Causal Relationships

The reason why we would care about about the long-run probability of the null is not that we’re interested in ‘establishing causality’ per se. If there is a link between two variables in the actual population, then there is a causal link between them. There has to be some reason why the variables take on the values that they do.

However, researchers tend to distinguish between causal and spurious relationships, or relationships that are ‘due to chance’ (whatever that means) and relationships that are not. There is for example a relationship between pool drownings and films Nicolas Cage has appeared in from 1999-2009. Researchers call relationships like these non-causal. But of course there is something that caused this relationship. What researchers seen to mean when they say there is no causal relationship between two processes is that there is no causal relationship specified by the theory or model the researcher is testing. When they say that an effect isn’t causal (like the case of drowning and Nicolas Cage) what they’re really saying is that they don’t know of any interesting theory that would explain the relationship.

The statement that there is no interesting explanation for an observed relationship is equivalent to the statement that the observed relationship would all-else-equal not obtain in the ‘long-run.’ It makes sense to talk about long-run probabilities when making inferences to infinite populations. When I roll a six-sided die arbitrarily many times so as to determine whether it is fair, I am testing the theory that the long-run probability of rolling each number is 1/6. But it is less clear what it means to say, for example, that rich and poor voters are equally likely to vote Labor in the long-run. After all, there are only so many Australian elections that will occur. The sample of rich and poor is finite. Instead, the ‘long-run probability’ of an event occurring for a finite population should be interpreted as the probability of the event occurring in the ‘superpopulation.’ The superpopulation contains all possible populations, including the actual one, that have belong to the researcher’s reference class. If there is a causal relationship between variables of interest, the variables will all-else-equal correlate in the superpopulation.

It might be the case that certain facts generally obtain that all-else-equal cause one process to influence another in a way specified by an interesting model. By ‘generally obtain’ I mean ‘obtain in most possible populations that are relevantly similar to the actual one,’ or ‘obtain in most populations contained in the superpopulation. Suppose, for example, that a political scientist wanted to test the theory that people generally (in other similar populations) voted for parties that advanced their narrower material interests. Suppose also that said political scientists managed to collect data which suggested that higher-income voters in Australia (or other hypothetical ’Australias’) all-else-equal voted for the Coalition. The data would support the theory that people vote for self-interested reasons all-else-equal.

However, all else is not equal. First of all, there may be other facts which generally obtain that the theory we are testing does not specify (for example, racial differences between high- and low-income earners). The way to solve this problem is to ensure that the model we’re using to generate the relevant estimates is fully specified or that the experiment we’re conducting controls for as many irrelevant factors as praticable.

Second, there may be certain facts about the actual population which bring about the link between the variables of interest but which do not generally obtain in other populations where the variables take on the same values. Perhaps Nicolas Cage happened to appear in more movies in hotter years where people spent more time swimming in pools. The thought is that weather patterns could just as easily have been cooler without Cage’s career taking a nosedive. In other words, I am just as likely to sample a population from the superpopulation in which there is a correlation between Cage appearances and drowning as I am to sample a population where there is not. In the long-run the effects will ‘cancel out’ and the null will be true. Of course, researchers often do not need inferential statistics to determine whether ‘noise’ explains a correlation they have discovered in the actual population. It is for example hard to see what interesting model could explain the link between Cage’s career and drownings.

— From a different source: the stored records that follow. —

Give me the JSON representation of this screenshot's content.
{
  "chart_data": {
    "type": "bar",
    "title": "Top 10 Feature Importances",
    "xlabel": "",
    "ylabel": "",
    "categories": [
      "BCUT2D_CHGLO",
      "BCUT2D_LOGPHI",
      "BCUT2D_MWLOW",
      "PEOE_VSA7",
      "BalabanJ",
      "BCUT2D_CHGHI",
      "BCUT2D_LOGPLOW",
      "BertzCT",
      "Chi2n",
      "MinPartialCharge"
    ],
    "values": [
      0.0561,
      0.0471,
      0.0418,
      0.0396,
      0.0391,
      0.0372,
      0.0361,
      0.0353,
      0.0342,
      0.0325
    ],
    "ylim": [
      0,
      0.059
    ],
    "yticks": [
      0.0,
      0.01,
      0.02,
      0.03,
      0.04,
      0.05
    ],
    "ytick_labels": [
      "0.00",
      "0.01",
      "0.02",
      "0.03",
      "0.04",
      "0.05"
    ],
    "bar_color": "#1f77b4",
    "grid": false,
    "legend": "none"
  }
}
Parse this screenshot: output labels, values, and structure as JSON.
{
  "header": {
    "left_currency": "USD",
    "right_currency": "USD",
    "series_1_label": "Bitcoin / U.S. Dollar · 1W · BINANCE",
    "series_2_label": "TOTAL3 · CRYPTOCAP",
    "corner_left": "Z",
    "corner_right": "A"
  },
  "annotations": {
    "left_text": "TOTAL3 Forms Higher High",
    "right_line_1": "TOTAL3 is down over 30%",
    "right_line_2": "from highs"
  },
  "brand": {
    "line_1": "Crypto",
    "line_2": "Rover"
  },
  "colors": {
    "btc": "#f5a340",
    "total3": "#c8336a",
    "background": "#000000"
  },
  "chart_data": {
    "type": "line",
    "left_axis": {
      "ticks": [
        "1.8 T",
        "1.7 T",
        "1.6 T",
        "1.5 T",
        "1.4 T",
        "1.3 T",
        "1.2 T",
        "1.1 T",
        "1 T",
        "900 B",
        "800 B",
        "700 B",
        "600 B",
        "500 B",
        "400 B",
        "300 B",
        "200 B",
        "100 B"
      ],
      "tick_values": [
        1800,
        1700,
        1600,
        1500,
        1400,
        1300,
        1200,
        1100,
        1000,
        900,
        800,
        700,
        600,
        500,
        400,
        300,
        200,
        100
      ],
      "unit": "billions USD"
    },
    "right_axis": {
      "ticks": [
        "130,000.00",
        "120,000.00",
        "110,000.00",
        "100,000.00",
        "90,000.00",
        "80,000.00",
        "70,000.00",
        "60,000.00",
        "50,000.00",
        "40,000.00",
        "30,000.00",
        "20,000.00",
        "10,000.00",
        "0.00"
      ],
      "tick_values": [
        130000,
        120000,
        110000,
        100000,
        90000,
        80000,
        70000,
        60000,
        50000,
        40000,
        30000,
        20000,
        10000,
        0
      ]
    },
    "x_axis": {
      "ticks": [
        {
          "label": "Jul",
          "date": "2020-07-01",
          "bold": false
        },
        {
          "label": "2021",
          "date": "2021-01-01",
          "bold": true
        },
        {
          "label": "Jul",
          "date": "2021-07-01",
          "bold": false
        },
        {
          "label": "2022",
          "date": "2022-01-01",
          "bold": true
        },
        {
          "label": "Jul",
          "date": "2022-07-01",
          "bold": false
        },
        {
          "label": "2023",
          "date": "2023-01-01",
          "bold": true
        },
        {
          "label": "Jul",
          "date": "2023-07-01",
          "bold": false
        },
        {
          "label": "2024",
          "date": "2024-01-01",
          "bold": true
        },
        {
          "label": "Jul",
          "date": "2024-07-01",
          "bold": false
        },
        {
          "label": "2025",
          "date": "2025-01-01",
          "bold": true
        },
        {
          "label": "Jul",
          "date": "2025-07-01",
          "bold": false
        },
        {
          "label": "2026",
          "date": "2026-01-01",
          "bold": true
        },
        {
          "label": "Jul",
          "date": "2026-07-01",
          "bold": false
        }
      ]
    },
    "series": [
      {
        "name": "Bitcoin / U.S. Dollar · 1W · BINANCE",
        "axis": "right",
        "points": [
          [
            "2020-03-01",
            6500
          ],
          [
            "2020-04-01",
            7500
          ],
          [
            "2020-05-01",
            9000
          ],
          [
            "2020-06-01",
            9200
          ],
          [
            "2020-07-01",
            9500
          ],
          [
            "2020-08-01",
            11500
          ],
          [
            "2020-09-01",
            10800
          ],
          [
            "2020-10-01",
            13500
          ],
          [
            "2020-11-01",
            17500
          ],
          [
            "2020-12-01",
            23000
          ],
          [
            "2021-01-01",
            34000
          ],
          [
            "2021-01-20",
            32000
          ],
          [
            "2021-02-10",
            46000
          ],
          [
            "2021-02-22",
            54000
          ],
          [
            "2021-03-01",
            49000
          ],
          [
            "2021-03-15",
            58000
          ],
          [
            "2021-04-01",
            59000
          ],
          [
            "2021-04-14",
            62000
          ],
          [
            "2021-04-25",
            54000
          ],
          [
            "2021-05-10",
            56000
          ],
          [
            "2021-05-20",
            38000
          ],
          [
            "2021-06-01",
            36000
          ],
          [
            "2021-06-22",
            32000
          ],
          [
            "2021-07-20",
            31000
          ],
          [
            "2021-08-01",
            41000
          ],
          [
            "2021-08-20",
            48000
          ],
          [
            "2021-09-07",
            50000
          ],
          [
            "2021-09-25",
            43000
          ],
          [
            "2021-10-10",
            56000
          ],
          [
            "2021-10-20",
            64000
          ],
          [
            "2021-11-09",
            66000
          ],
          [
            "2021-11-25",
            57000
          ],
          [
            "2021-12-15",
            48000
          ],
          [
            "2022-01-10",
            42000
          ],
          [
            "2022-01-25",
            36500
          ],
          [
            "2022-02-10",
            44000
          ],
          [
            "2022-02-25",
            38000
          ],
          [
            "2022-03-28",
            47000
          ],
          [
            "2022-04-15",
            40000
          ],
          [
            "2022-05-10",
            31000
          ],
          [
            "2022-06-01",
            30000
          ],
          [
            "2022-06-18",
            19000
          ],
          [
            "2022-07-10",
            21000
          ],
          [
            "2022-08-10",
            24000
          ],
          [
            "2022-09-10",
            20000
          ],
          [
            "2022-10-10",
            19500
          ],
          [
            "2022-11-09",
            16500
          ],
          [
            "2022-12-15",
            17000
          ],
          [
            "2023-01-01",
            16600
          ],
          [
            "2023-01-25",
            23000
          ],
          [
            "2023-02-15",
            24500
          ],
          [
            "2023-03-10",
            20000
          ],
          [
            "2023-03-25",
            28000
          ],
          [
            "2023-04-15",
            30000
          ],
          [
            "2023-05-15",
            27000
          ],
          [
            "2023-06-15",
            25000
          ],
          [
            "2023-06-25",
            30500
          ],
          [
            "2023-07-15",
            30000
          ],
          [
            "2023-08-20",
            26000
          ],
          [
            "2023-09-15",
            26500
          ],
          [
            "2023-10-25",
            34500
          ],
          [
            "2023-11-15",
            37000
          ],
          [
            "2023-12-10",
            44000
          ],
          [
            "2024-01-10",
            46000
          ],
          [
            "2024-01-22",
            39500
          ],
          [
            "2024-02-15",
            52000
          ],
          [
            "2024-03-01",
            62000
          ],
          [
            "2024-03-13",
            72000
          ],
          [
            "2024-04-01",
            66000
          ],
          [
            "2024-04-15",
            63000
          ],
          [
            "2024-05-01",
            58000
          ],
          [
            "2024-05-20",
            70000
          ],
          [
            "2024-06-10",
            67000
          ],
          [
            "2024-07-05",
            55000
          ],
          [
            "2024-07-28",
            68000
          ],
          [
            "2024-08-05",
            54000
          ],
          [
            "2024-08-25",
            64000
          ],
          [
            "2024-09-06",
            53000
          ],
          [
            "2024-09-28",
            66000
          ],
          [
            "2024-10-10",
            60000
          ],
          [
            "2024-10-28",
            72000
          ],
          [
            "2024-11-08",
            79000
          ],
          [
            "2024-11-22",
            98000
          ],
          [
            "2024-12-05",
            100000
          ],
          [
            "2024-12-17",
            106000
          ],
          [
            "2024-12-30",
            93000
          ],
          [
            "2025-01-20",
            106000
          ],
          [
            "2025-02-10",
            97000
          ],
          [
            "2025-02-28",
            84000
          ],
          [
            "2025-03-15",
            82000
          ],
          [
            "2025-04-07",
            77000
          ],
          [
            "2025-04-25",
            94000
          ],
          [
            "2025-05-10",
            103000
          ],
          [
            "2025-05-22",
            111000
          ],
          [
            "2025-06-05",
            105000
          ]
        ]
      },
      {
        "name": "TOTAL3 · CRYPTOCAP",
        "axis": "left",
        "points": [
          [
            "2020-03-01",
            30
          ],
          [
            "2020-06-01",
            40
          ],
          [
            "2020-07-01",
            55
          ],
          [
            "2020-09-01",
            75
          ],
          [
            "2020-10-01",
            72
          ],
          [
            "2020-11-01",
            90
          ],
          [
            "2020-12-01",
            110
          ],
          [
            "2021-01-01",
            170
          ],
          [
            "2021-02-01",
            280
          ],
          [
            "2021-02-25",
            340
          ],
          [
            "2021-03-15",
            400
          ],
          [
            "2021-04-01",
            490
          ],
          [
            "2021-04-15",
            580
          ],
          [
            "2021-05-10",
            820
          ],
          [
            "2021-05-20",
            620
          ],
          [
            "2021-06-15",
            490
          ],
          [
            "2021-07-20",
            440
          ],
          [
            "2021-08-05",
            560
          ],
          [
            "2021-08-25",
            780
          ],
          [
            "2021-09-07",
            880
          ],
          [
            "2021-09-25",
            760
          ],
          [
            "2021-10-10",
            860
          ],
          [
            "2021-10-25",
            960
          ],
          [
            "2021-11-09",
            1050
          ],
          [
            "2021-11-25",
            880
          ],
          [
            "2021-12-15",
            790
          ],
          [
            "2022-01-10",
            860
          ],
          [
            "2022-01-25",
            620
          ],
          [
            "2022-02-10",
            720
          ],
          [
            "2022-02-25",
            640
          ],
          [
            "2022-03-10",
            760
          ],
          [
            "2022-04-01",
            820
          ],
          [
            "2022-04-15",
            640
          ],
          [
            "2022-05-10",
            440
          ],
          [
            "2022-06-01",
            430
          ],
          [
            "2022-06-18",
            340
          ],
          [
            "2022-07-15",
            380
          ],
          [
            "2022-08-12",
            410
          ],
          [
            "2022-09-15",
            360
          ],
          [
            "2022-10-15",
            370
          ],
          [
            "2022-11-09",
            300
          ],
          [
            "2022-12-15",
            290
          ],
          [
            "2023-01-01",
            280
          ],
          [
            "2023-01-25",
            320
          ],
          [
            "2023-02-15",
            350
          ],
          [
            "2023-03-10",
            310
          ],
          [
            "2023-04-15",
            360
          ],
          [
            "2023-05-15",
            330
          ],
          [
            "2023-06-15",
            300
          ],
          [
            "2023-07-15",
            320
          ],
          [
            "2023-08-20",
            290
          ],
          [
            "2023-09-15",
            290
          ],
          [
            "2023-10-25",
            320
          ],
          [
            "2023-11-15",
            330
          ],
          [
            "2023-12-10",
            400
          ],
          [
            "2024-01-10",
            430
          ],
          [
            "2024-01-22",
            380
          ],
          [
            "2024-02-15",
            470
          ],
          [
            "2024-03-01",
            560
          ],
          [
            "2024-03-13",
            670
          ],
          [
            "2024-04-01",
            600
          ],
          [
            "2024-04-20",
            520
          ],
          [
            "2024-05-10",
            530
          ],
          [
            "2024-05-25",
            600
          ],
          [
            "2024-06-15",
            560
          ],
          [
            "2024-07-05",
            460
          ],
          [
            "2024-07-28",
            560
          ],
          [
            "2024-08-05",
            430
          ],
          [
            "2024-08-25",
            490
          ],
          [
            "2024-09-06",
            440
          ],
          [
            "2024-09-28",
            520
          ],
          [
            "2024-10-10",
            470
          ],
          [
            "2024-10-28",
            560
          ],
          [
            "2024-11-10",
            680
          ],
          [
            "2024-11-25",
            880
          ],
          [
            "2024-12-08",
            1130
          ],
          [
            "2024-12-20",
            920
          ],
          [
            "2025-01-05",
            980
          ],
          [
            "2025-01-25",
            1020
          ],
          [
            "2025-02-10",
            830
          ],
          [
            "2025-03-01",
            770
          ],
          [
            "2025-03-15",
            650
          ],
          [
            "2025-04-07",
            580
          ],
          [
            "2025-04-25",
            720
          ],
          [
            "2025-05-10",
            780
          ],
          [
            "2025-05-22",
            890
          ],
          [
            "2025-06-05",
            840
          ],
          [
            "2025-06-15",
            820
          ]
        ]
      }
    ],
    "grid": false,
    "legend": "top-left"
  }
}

But for cases where it seems like an interesting model might explain a correlation, we need a statistical technique which informs us about whether the correlation is also present in the superpopulation.

The only reason why researchers would bother to test a point null, then, would be because it was equivalent to the hypothesis that there is no relationship in the long-run between variables of interest. When a researcher rejects the point null and concludes that a relationship they observed could not have been ‘due to chance,’ the most charitable reading of their conclusion is that there is at least one interesting model that may explain the relationship. Another way of saying this is that, all-else-equal, the relationship would have been observed in the superpopulation.